Wegen Wassermangels zerknallte am 27. November 1977 im Bf. Bitterfeld der Kessel der 01 516, damals schon mit der EDV-Nummer 01 1516-2, wobei neun Personen (inklusive Lokführer und Heizer) getötet und mehr als 50 andere verletzt wurden.

Wegen der Ölkrise wurden Anfang der 80er-Jahre alle Loks der Baureihe 01.5 mit Ölhauptfeuerung abgestellt, obwohl einige Loks danach noch als Heizlokomotiven verwendet wurden.
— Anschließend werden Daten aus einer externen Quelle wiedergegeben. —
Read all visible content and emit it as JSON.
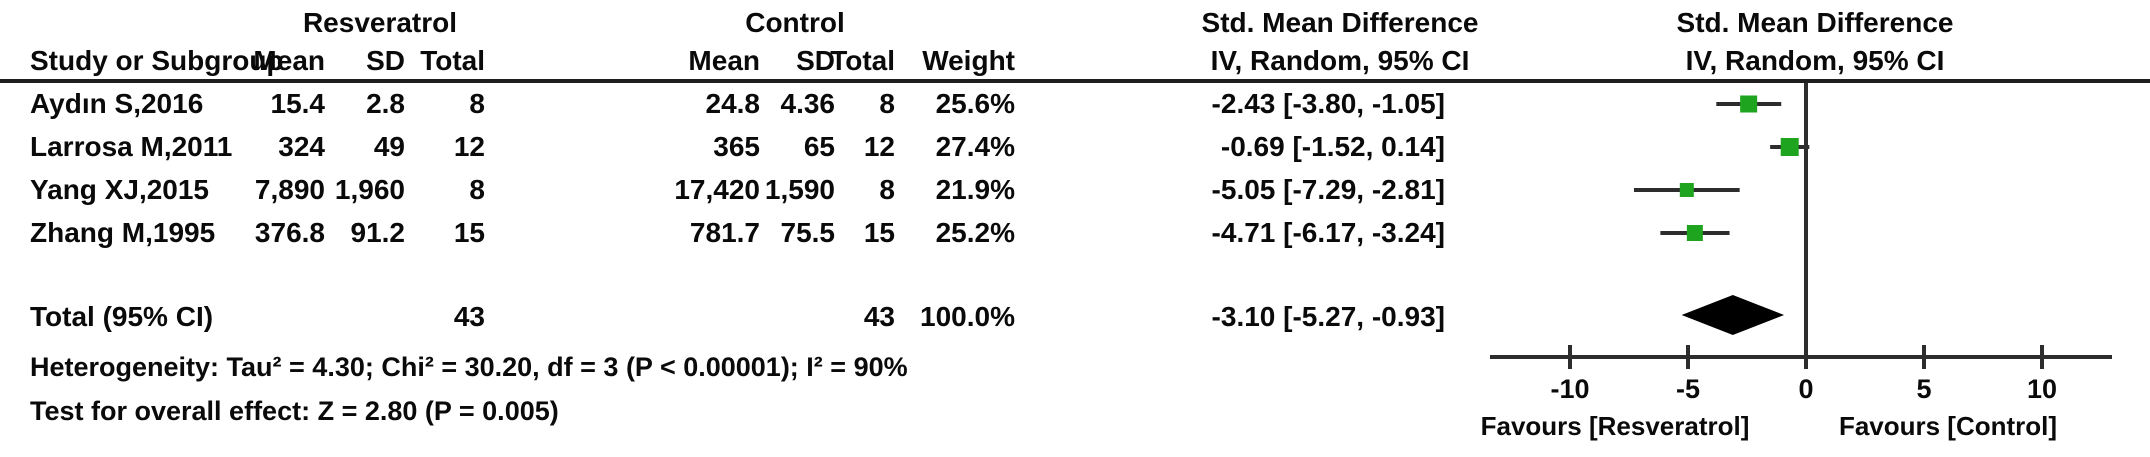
{
  "table": {
    "group_headers": {
      "treatment": "Resveratrol",
      "control": "Control",
      "smd_left": "Std. Mean Difference",
      "smd_right": "Std. Mean Difference"
    },
    "column_headers": {
      "study": "Study or Subgroup",
      "mean": "Mean",
      "sd": "SD",
      "total": "Total",
      "weight": "Weight",
      "ci_left": "IV, Random, 95% CI",
      "ci_right": "IV, Random, 95% CI"
    },
    "rows": [
      {
        "study": "Aydın S,2016",
        "t_mean": "15.4",
        "t_sd": "2.8",
        "t_total": "8",
        "c_mean": "24.8",
        "c_sd": "4.36",
        "c_total": "8",
        "weight": "25.6%",
        "ci_text": "-2.43 [-3.80, -1.05]"
      },
      {
        "study": "Larrosa M,2011",
        "t_mean": "324",
        "t_sd": "49",
        "t_total": "12",
        "c_mean": "365",
        "c_sd": "65",
        "c_total": "12",
        "weight": "27.4%",
        "ci_text": "-0.69 [-1.52, 0.14]"
      },
      {
        "study": "Yang XJ,2015",
        "t_mean": "7,890",
        "t_sd": "1,960",
        "t_total": "8",
        "c_mean": "17,420",
        "c_sd": "1,590",
        "c_total": "8",
        "weight": "21.9%",
        "ci_text": "-5.05 [-7.29, -2.81]"
      },
      {
        "study": "Zhang M,1995",
        "t_mean": "376.8",
        "t_sd": "91.2",
        "t_total": "15",
        "c_mean": "781.7",
        "c_sd": "75.5",
        "c_total": "15",
        "weight": "25.2%",
        "ci_text": "-4.71 [-6.17, -3.24]"
      }
    ],
    "total_row": {
      "label": "Total (95% CI)",
      "t_total": "43",
      "c_total": "43",
      "weight": "100.0%",
      "ci_text": "-3.10 [-5.27, -0.93]"
    },
    "footnotes": {
      "heterogeneity": "Heterogeneity: Tau² = 4.30; Chi² = 30.20, df = 3 (P < 0.00001); I² = 90%",
      "overall_effect": "Test for overall effect: Z = 2.80 (P = 0.005)"
    }
  },
  "chart_data": {
    "type": "forest",
    "effect_measure": "Std. Mean Difference",
    "method": "IV, Random, 95% CI",
    "studies": [
      {
        "name": "Aydın S,2016",
        "estimate": -2.43,
        "ci_low": -3.8,
        "ci_high": -1.05,
        "weight": 25.6
      },
      {
        "name": "Larrosa M,2011",
        "estimate": -0.69,
        "ci_low": -1.52,
        "ci_high": 0.14,
        "weight": 27.4
      },
      {
        "name": "Yang XJ,2015",
        "estimate": -5.05,
        "ci_low": -7.29,
        "ci_high": -2.81,
        "weight": 21.9
      },
      {
        "name": "Zhang M,1995",
        "estimate": -4.71,
        "ci_low": -6.17,
        "ci_high": -3.24,
        "weight": 25.2
      }
    ],
    "total": {
      "estimate": -3.1,
      "ci_low": -5.27,
      "ci_high": -0.93
    },
    "x_ticks": [
      "-10",
      "-5",
      "0",
      "5",
      "10"
    ],
    "x_tick_values": [
      -10,
      -5,
      0,
      5,
      10
    ],
    "x_range": [
      -13.4,
      13
    ],
    "axis_labels": {
      "left": "Favours [Resveratrol]",
      "right": "Favours [Control]"
    },
    "marker_color": "#1EA41E",
    "line_color": "#2d2d2d"
  }
}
Die 01 519 wurde von Henschel & Sohn in Kassel im Juni 1936 unter der Fabrik-Nr. 22929 gebaut und als 01 186 an die DRG abgeliefert. Abgenommen wurde sie am 17. Juni 1936. Ihr erstes Heimat-Bw war Dresden Altstadt. Die 01 186 wurde 1963/64 durch das Reichsbahn-Ausbesserungswerk (Raw) Meiningen unter der Fabrik-Nr. 121 rekonstruiert. Sie bekam dabei u.a. einen neukonstruierten Kessel, der vom Raw Halberstadt unter der Nummer 267 hergestellt worden war. Nach der Indienststellung am 29. Februar 1964 erhielt sie die Nummer 01 519; ab 1970 fuhr sie dann als 01 0519-7. Sie war die erste "Reko-01" mit Ölhauptfeuerung. Nach ihrer Abstellung im Bw Saalfeld im Jahr 1982 blieb die Lok erhalten. Im Herbst 1982 wurde sie auf Kohlefeuerung umgebaut und war bis Oktober 1988 Dampfspender bei der Brauerei Greifswald. In letzter Sekunde konnte 01 519 vor dem Schneidbrenner gerettet werden. Beim Tender hatte man bereits mit der Verschrottung begonnen. Der Grund für die Rettung war ein Kompensationsgeschäft zwischen dem Liechtensteiner Touristikunternehmen Jelka und der DR für den Einsatz eines Triebwagens VT 611 als IC zwischen Hamburg und Berlin. Die Lok wurde in einem erbärmlichen Zustand im September 1990 dem Raw Meiningen für eine mit einem Neubau vergleichbare Hauptuntersuchung zugeführt. Am 31. Januar 1991 wurde sie zuerst im Bw Saalfeld untergebracht und anschließend im badischen Haltingen. Nach drei Jahren gelang es der Eisenbahnfreunde Zollernbahn, die Lokomotive zu mieten und im Frühjahr 1996 zu kaufen. Für den Einsatz auf DB-Strecken wurde 1995 eine Indusi und ein Zugbahnfunkgerät eingebaut.